What perhaps should also be looked at – aside from extending this practise to ALL venues –  is a campaign that encourages spectators not only to report offensive and anti social behaviour but to actively discourage it by causing the perpetrator discomfort and embarrassment at their behaviour.

This is not a proposition to encourage a confrontational situation but to utilise the strength of the numbers of supporters, the vast majority of whom object strongly to this overt racist behaviour.

To have your immediate personal space invaded by a single ignoramus polluting the air for all of those of us who want to embrace the reverie of our special game, is both offensive to the individual and more importantly to the masses that are AFL supporters.

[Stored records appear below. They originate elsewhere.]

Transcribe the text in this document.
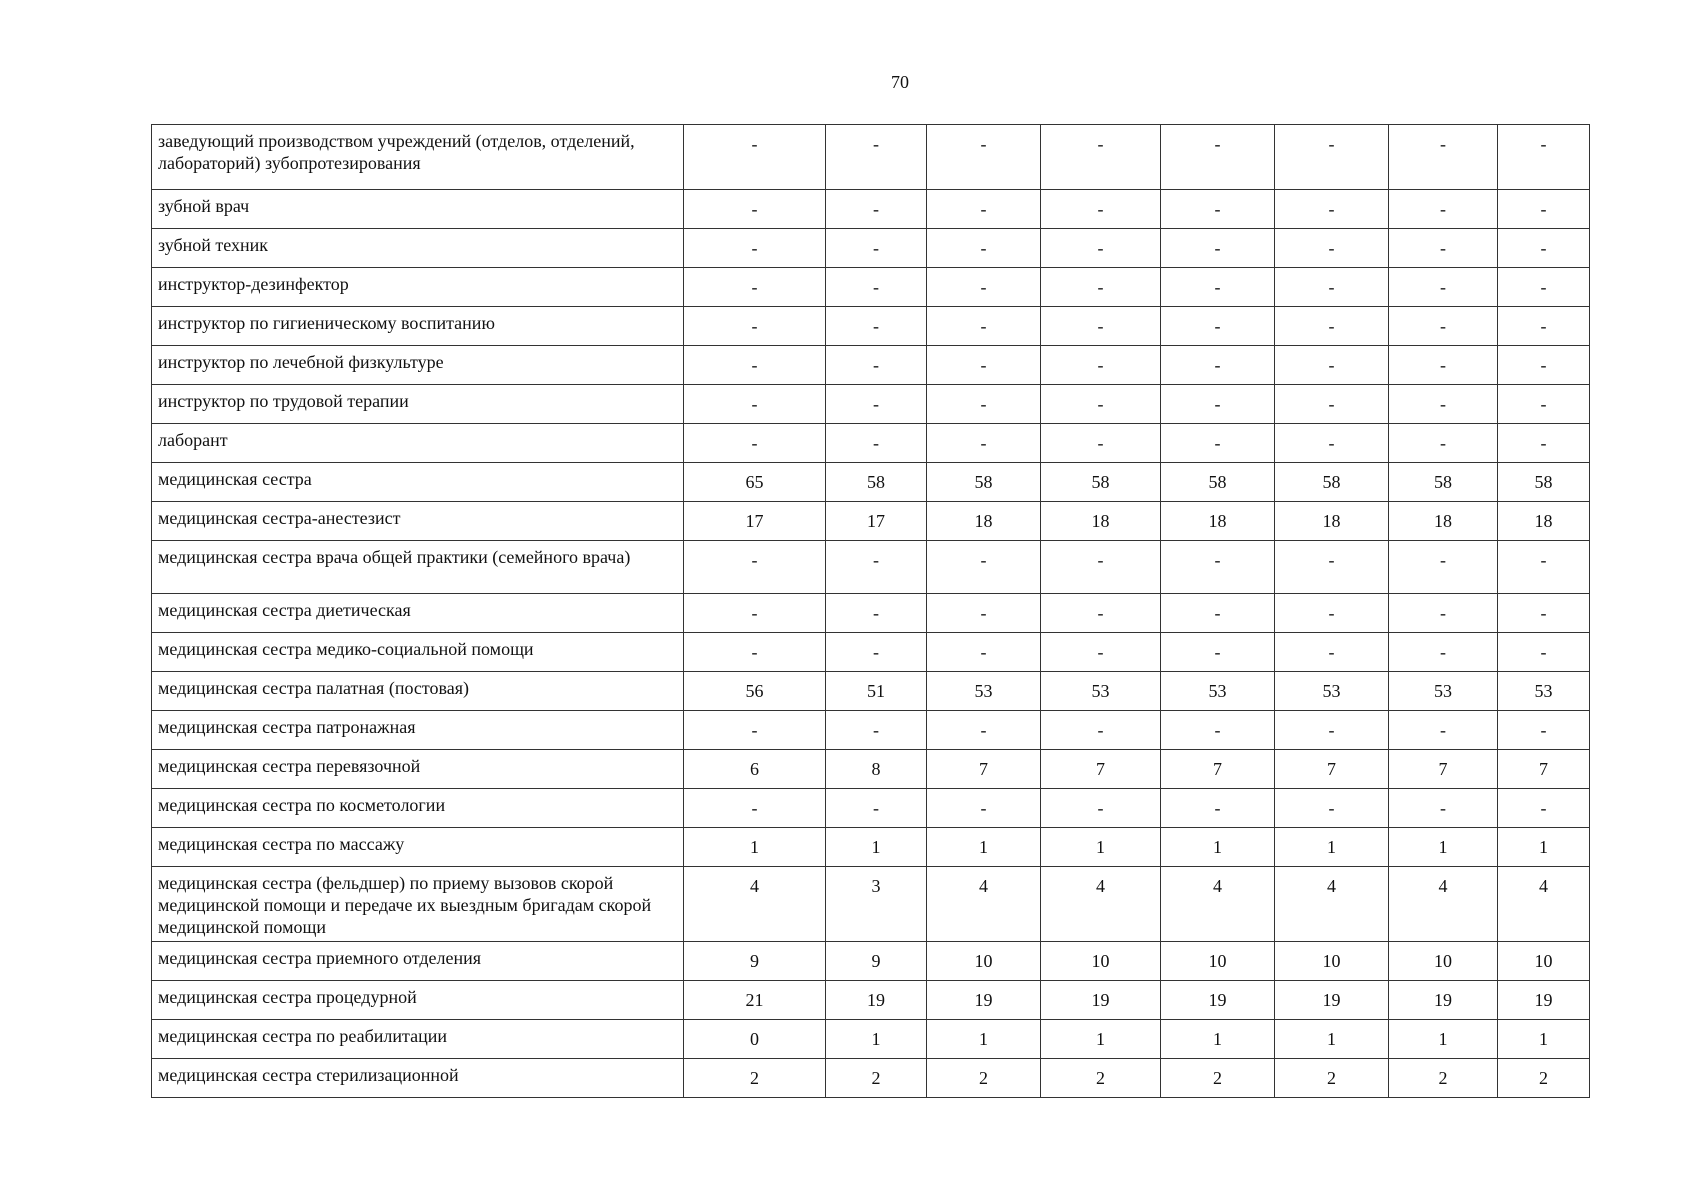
70
заведующий производством учреждений (отделов, отделений, лабораторий) зубопротезирования	-	-	-	-	-	-	-	-
зубной врач	-	-	-	-	-	-	-	-
зубной техник	-	-	-	-	-	-	-	-
инструктор-дезинфектор	-	-	-	-	-	-	-	-
инструктор по гигиеническому воспитанию	-	-	-	-	-	-	-	-
инструктор по лечебной физкультуре	-	-	-	-	-	-	-	-
инструктор по трудовой терапии	-	-	-	-	-	-	-	-
лаборант	-	-	-	-	-	-	-	-
медицинская сестра	65	58	58	58	58	58	58	58
медицинская сестра-анестезист	17	17	18	18	18	18	18	18
медицинская сестра врача общей практики (семейного врача)	-	-	-	-	-	-	-	-
медицинская сестра диетическая	-	-	-	-	-	-	-	-
медицинская сестра медико-социальной помощи	-	-	-	-	-	-	-	-
медицинская сестра палатная (постовая)	56	51	53	53	53	53	53	53
медицинская сестра патронажная	-	-	-	-	-	-	-	-
медицинская сестра перевязочной	6	8	7	7	7	7	7	7
медицинская сестра по косметологии	-	-	-	-	-	-	-	-
медицинская сестра по массажу	1	1	1	1	1	1	1	1
медицинская сестра (фельдшер) по приему вызовов скорой медицинской помощи и передаче их выездным бригадам скорой медицинской помощи	4	3	4	4	4	4	4	4
медицинская сестра приемного отделения	9	9	10	10	10	10	10	10
медицинская сестра процедурной	21	19	19	19	19	19	19	19
медицинская сестра по реабилитации	0	1	1	1	1	1	1	1
медицинская сестра стерилизационной	2	2	2	2	2	2	2	2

While the AFL has a leading and strong role to play here, genuine supporters of the aussie rules code also have a role to play in shaping the type of atmosphere they want at games for themselves and in many cases young supporters who will carry on the tradition for decades to come.

About Jill Scanlon

Blues fan and sports lover. Development through sports advocate; producer, journalist and news follower. Insanely have returned to p/t study - a Masters of International & Community Development. Formerly with ABC International / Radio Australia in Melbourne.

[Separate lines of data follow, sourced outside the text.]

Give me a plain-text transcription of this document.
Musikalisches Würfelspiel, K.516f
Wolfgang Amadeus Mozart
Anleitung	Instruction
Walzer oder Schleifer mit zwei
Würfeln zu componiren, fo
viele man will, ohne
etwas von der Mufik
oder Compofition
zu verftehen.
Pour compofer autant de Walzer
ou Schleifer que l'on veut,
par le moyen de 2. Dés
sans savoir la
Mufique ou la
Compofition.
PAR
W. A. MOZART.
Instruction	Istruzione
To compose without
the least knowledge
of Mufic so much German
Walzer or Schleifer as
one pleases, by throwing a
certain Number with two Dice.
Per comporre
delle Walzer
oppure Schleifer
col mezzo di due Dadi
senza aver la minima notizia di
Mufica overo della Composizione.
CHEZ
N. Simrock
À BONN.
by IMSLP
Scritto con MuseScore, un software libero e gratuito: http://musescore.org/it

  1. Jill, this is an interesting topic, the idea of the majority standing up against the offensive rogue in the crowd. The opportunity for it arises in many places: at the footy, in a mall, on a crowded train.

    And if someone makes the first move, then others will join or “cheer” the action taken. But to be the first one to make the move seems to be the hardest thing of all for us humans.

    But it is the right way to go, I think. As you say, not to create a confrontational situation, but to speak up and say, “no, this is not acceptable”. At 46 years of age, I do now do it sometimes, but it’s still not easy. You never quite know what the consequences will be.

  2. Pamela Sherpa says

    I feel that the single biggest problem that contributes to abusive crowd behaviour is alcohol. Unless the AFL chooses to admit, then tackle this issue ugly incidents will continue.

  3. #2
    In response I have sat in licensed and unlicensed venues at all 3 mainland eastern state gourunds and have had the privelage to walk between the boundary line and the fence and have been subjected to ‘abuse’ because of the colours I happen to be wearing.
    Which dosen’t even rate comapred to the tirade ‘Buddy’ received last week.

    IMO overtime I have noticed and been on the receiving end of both ‘intoxicated’ and sober patrons abuse.

    Also in these modern times ‘intoxicated’ may not always mean alcohol there is a lot more mind altering substances available nowadays.

    Unfortunately there is no legislation ever been created for ‘stupidity’

    And as they say commion sense is not so common anymore.

    Maybe we need an ad on foxtel like the one that was to discourage umpire abuse, we have a peer pressure add to discourage this abusive behaviour.